Segundo dados colhidos junto à Organização Mundial da Saúde (OMS), mais de 80% dos casos de doenças mundiais resultam da ingestão de água contaminada, a qual pode ocasionar cerca de 25 tipos diferentes de enfermidades (fonte: "Água: a vida por uma gota", Agenda dos 10 anos do CEDEA")

Nessa órbita, ao utilizar o corte no abastecimento de água potável como meio ilegal de cobrança, a SANEPAR incrementa os riscos de proliferação de uma série de doenças à população, que em última análise, também deverão ser arcadas pelo poder público através de seus entes hospitalares.
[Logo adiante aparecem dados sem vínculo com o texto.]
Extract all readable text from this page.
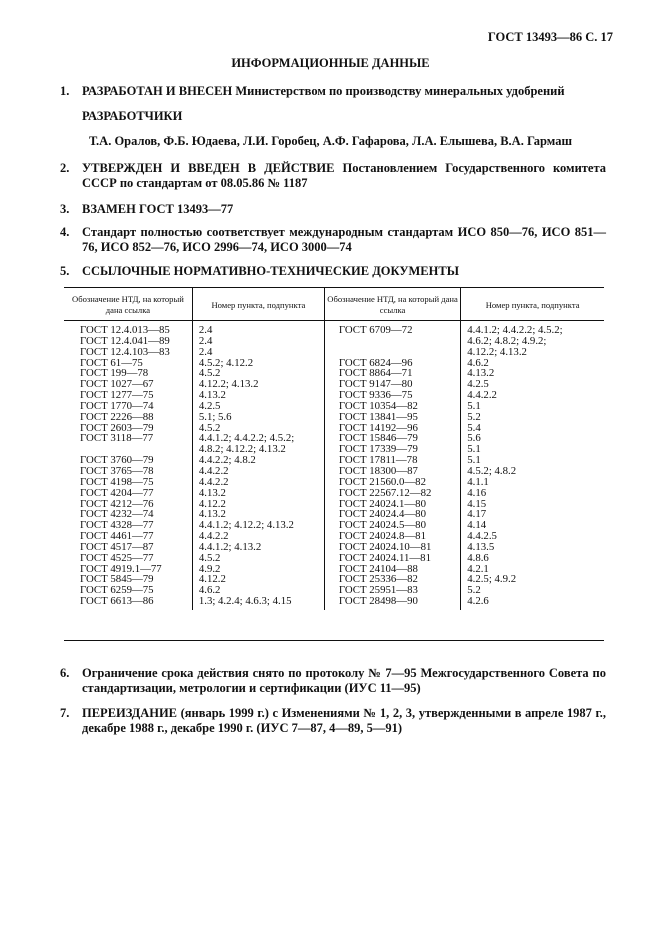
ГОСТ 13493—86 С. 17
ИНФОРМАЦИОННЫЕ ДАННЫЕ
1. РАЗРАБОТАН И ВНЕСЕН Министерством по производству минеральных удобрений
РАЗРАБОТЧИКИ
Т.А. Оралов, Ф.Б. Юдаева, Л.И. Горобец, А.Ф. Гафарова, Л.А. Елышева, В.А. Гармаш
2. УТВЕРЖДЕН И ВВЕДЕН В ДЕЙСТВИЕ Постановлением Государственного комитета СССР по стандартам от 08.05.86 № 1187
3. ВЗАМЕН ГОСТ 13493—77
4. Стандарт полностью соответствует международным стандартам ИСО 850—76, ИСО 851—76, ИСО 852—76, ИСО 2996—74, ИСО 3000—74
5. ССЫЛОЧНЫЕ НОРМАТИВНО-ТЕХНИЧЕСКИЕ ДОКУМЕНТЫ
Обозначение НТД, на который дана ссылка	Номер пункта, подпункта	Обозначение НТД, на который дана ссылка	Номер пункта, подпункта
ГОСТ 12.4.013—85	2.4	ГОСТ 6709—72	4.4.1.2; 4.4.2.2; 4.5.2;
ГОСТ 12.4.041—89	2.4		4.6.2; 4.8.2; 4.9.2;
ГОСТ 12.4.103—83	2.4		4.12.2; 4.13.2
ГОСТ 61—75	4.5.2; 4.12.2	ГОСТ 6824—96	4.6.2
ГОСТ 199—78	4.5.2	ГОСТ 8864—71	4.13.2
ГОСТ 1027—67	4.12.2; 4.13.2	ГОСТ 9147—80	4.2.5
ГОСТ 1277—75	4.13.2	ГОСТ 9336—75	4.4.2.2
ГОСТ 1770—74	4.2.5	ГОСТ 10354—82	5.1
ГОСТ 2226—88	5.1; 5.6	ГОСТ 13841—95	5.2
ГОСТ 2603—79	4.5.2	ГОСТ 14192—96	5.4
ГОСТ 3118—77	4.4.1.2; 4.4.2.2; 4.5.2;	ГОСТ 15846—79	5.6
	4.8.2; 4.12.2; 4.13.2	ГОСТ 17339—79	5.1
ГОСТ 3760—79	4.4.2.2; 4.8.2	ГОСТ 17811—78	5.1
ГОСТ 3765—78	4.4.2.2	ГОСТ 18300—87	4.5.2; 4.8.2
ГОСТ 4198—75	4.4.2.2	ГОСТ 21560.0—82	4.1.1
ГОСТ 4204—77	4.13.2	ГОСТ 22567.12—82	4.16
ГОСТ 4212—76	4.12.2	ГОСТ 24024.1—80	4.15
ГОСТ 4232—74	4.13.2	ГОСТ 24024.4—80	4.17
ГОСТ 4328—77	4.4.1.2; 4.12.2; 4.13.2	ГОСТ 24024.5—80	4.14
ГОСТ 4461—77	4.4.2.2	ГОСТ 24024.8—81	4.4.2.5
ГОСТ 4517—87	4.4.1.2; 4.13.2	ГОСТ 24024.10—81	4.13.5
ГОСТ 4525—77	4.5.2	ГОСТ 24024.11—81	4.8.6
ГОСТ 4919.1—77	4.9.2	ГОСТ 24104—88	4.2.1
ГОСТ 5845—79	4.12.2	ГОСТ 25336—82	4.2.5; 4.9.2
ГОСТ 6259—75	4.6.2	ГОСТ 25951—83	5.2
ГОСТ 6613—86	1.3; 4.2.4; 4.6.3; 4.15	ГОСТ 28498—90	4.2.6
6. Ограничение срока действия снято по протоколу № 7—95 Межгосударственного Совета по стандартизации, метрологии и сертификации (ИУС 11—95)
7. ПЕРЕИЗДАНИЕ (январь 1999 г.) с Изменениями № 1, 2, 3, утвержденными в апреле 1987 г., декабре 1988 г., декабре 1990 г. (ИУС 7—87, 4—89, 5—91)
Ademais, evidente é a contradição da SANEPAR se compararmos o corte de água com o deficitário tratamento de esgoto exigido da população: sob o argumento de que o tratamento de esgoto é questão de saúde pública, a SANEPAR passa a exigir a ligação de menos da metade da população urbana de Assis Chateaubriand à rede coletora (e mesmo assim contamina o meio ambiente), ao tempo em que, devido a falta de pagamento de clientes economicamente hipossuficientes (aposentados, bóia-frias, etc.), veda acesso dos últimos à água tratada!
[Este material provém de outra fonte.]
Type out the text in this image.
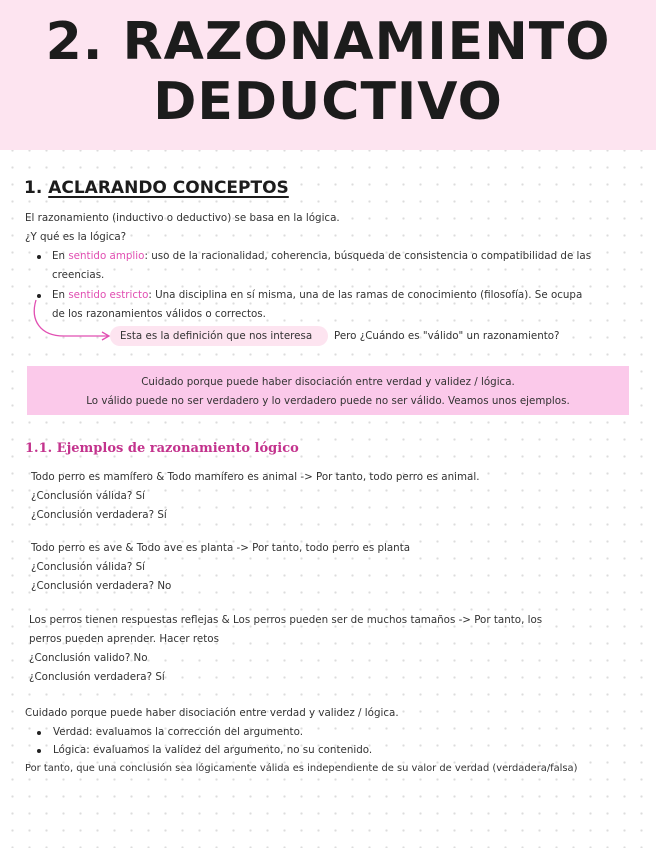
2. RAZONAMIENTO
DEDUCTIVO
1. ACLARANDO CONCEPTOS
El razonamiento (inductivo o deductivo) se basa en la lógica.
¿Y qué es la lógica?
En sentido amplio: uso de la racionalidad, coherencia, búsqueda de consistencia o compatibilidad de las
creencias.
En sentido estricto: Una disciplina en sí misma, una de las ramas de conocimiento (filosofía). Se ocupa
de los razonamientos válidos o correctos.
Esta es la definición que nos interesa Pero ¿Cuándo es "válido" un razonamiento?
Cuidado porque puede haber disociación entre verdad y validez / lógica.
Lo válido puede no ser verdadero y lo verdadero puede no ser válido. Veamos unos ejemplos.
1.1. Ejemplos de razonamiento lógico
Todo perro es mamífero & Todo mamífero es animal -> Por tanto, todo perro es animal.
¿Conclusión válida? Sí
¿Conclusión verdadera? Sí
Todo perro es ave & Todo ave es planta -> Por tanto, todo perro es planta
¿Conclusión válida? Sí
¿Conclusión verdadera? No
Los perros tienen respuestas reflejas & Los perros pueden ser de muchos tamaños -> Por tanto, los
perros pueden aprender. Hacer retos
¿Conclusión valido? No
¿Conclusión verdadera? Sí
Cuidado porque puede haber disociación entre verdad y validez / lógica.
Verdad: evaluamos la corrección del argumento.
Lógica: evaluamos la validez del argumento, no su contenido.
Por tanto, que una conclusión sea lógicamente válida es independiente de su valor de verdad (verdadera/falsa)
Mais grave é o fato de que a imensa maioria, senão a totalidade das pessoas que têm suas casas com o serviço de abastecimento de água interrompido serem de baixa renda, o que amplia dramaticamente o risco de doenças, em razão da má alimentação, dificuldade ou impossibilidade de acesso a medicamentos ou tratamento médico e pouca instrução, muitas vezes até mesmo no que diz respeito às condições e práticas de higiene.

Importa ressaltar, diante da essencialidade do precioso líqüido, que o consumidor inadimplente assim o é não por simples capricho ou descuido, mas sim pelas dificuldades econômicas advindas da crise que o país vivencia, que vem a acarretar, principalmente aos excluídos das benesses da sociedade contemporânea - os mais pobres - maiores dificuldades, fazendo com que se obriguem a inadimplir alguns de seus débitos.

Assim, a cruel política empresarial da SANEPAR prioriza a interrupção do fornecimento do mais fundamental dos elementos, do qual depende a saúde e vida humana, como forma de constrangimento dos mais humildes habitantes de Assis Chateaubriand.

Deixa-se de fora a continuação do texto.